Is it hard to play younger?
(Laughing) You do have to stay in the best shape to do it. So it’s painful, but I guess it’s also flattering that they think I can do it. I’m having fun with it, although the guys give me grief about being the old one of the group.
The show is about older guys, but do you ever hear from young female fans?
Women love the show. Most of the ones who speak to me are usually with their boyfriend or husband, and they’ll say something like, “You know that episode where you threw the cup of coffee at that car? Well, he almost did that too.” They tell me they watch the show together, and it’s a way for women to find out what their men are thinking.
Do you still hear from people wanting to talk about ‘Quantum Leap?’

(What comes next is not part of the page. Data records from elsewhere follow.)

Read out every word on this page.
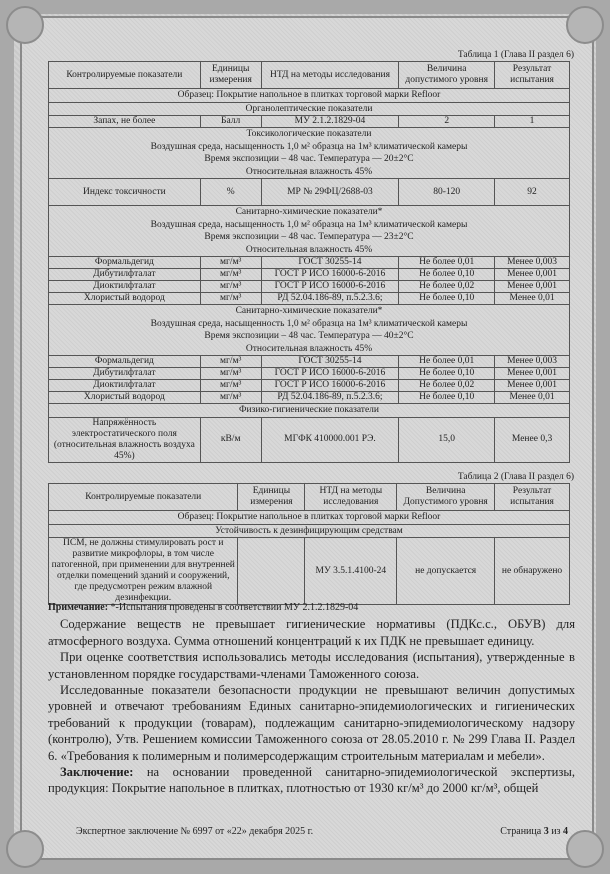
Таблица 1 (Глава II раздел 6)
Контролируемые показатели	Единицы измерения	НТД на методы исследования	Величина допустимого уровня	Результат испытания

Образец: Покрытие напольное в плитках торговой марки Refloor				

Органолептические показатели				

Запах, не более	Балл	МУ 2.1.2.1829-04	2	1

Токсикологические показатели
Воздушная среда, насыщенность 1,0 м² образца на 1м³ климатической камеры
Время экспозиции – 48 час. Температура — 20±2°С
Относительная влажность 45%				

Индекс токсичности	%	МР № 29ФЦ/2688-03	80-120	92

Санитарно-химические показатели*
Воздушная среда, насыщенность 1,0 м² образца на 1м³ климатической камеры
Время экспозиции – 48 час. Температура — 23±2°С
Относительная влажность 45%				

Формальдегид	мг/м³	ГОСТ 30255-14	Не более 0,01	Менее 0,003
Дибутилфталат	мг/м³	ГОСТ Р ИСО 16000-6-2016	Не более 0,10	Менее 0,001
Диоктилфталат	мг/м³	ГОСТ Р ИСО 16000-6-2016	Не более 0,02	Менее 0,001
Хлористый водород	мг/м³	РД 52.04.186-89, п.5.2.3.6;	Не более 0,10	Менее 0,01

Санитарно-химические показатели*
Воздушная среда, насыщенность 1,0 м² образца на 1м³ климатической камеры
Время экспозиции – 48 час. Температура — 40±2°С
Относительная влажность 45%				

Формальдегид	мг/м³	ГОСТ 30255-14	Не более 0,01	Менее 0,003
Дибутилфталат	мг/м³	ГОСТ Р ИСО 16000-6-2016	Не более 0,10	Менее 0,001
Диоктилфталат	мг/м³	ГОСТ Р ИСО 16000-6-2016	Не более 0,02	Менее 0,001
Хлористый водород	мг/м³	РД 52.04.186-89, п.5.2.3.6;	Не более 0,10	Менее 0,01

Физико-гигиенические показатели				

Напряжённость электростатического поля (относительная влажность воздуха 45%)	кВ/м	МГФК 410000.001 РЭ.	15,0	Менее 0,3
Таблица 2 (Глава II раздел 6)
Контролируемые показатели	Единицы измерения	НТД на методы исследования	Величина Допустимого уровня	Результат испытания

Образец: Покрытие напольное в плитках торговой марки Refloor				

Устойчивость к дезинфицирующим средствам				

ПСМ, не должны стимулировать рост и развитие микрофлоры, в том числе патогенной, при применении для внутренней отделки помещений зданий и сооружений, где предусмотрен режим влажной дезинфекции.		МУ 3.5.1.4100-24	не допускается	не обнаружено

Примечание: *-Испытания проведены в соответствии МУ 2.1.2.1829-04

Содержание веществ не превышает гигиенические нормативы (ПДКс.с., ОБУВ) для атмосферного воздуха. Сумма отношений концентраций к их ПДК не превышает единицу.

При оценке соответствия использовались методы исследования (испытания), утвержденные в установленном порядке государствами-членами Таможенного союза.

Исследованные показатели безопасности продукции не превышают величин допустимых уровней и отвечают требованиям Единых санитарно-эпидемиологических и гигиенических требований к продукции (товарам), подлежащим санитарно-эпидемиологическому надзору (контролю), Утв. Решением комиссии Таможенного союза от 28.05.2010 г. № 299 Глава II. Раздел 6. «Требования к полимерным и полимерсодержащим строительным материалам и мебели».

Заключение: на основании проведенной санитарно-эпидемиологической экспертизы, продукция: Покрытие напольное в плитках, плотностью от 1930 кг/м³ до 2000 кг/м³, общей

Экспертное заключение № 6997 от «22» декабря 2025 г.	Страница 3 из 4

Oh yeah! They tell me about their favorite episodes, like the ones where I leapt into the body of a young man with Down’s Syndrome or when I got to sing ‘La Mancha’ or when I ended up in my own younger body before going to Vietnam. I also hear lots of stories from people who tell me the show got them through difficult times, that it meant so much to them while they were in a hospital recovering from surgery. I love to hear people say they would just sit around with their family and watch it. That’s really from another era. I can relate because I used to sit and watch shows with my family, like the ‘Disney Sunday Night Movie.’
Do you set aside TV time for you and your family now?
We try. My daughter, when she was younger, was crazy about ‘The X-Files,’ so I’d watch that with her. My oldest son started like ‘South Park’ and ‘Family Guy,’ so we’d watch together so I could spend time with him. And my two younger guys are very into ‘Modern Family’ and ‘So You Think You Can Dance,’ so we make sure to sit down together for those.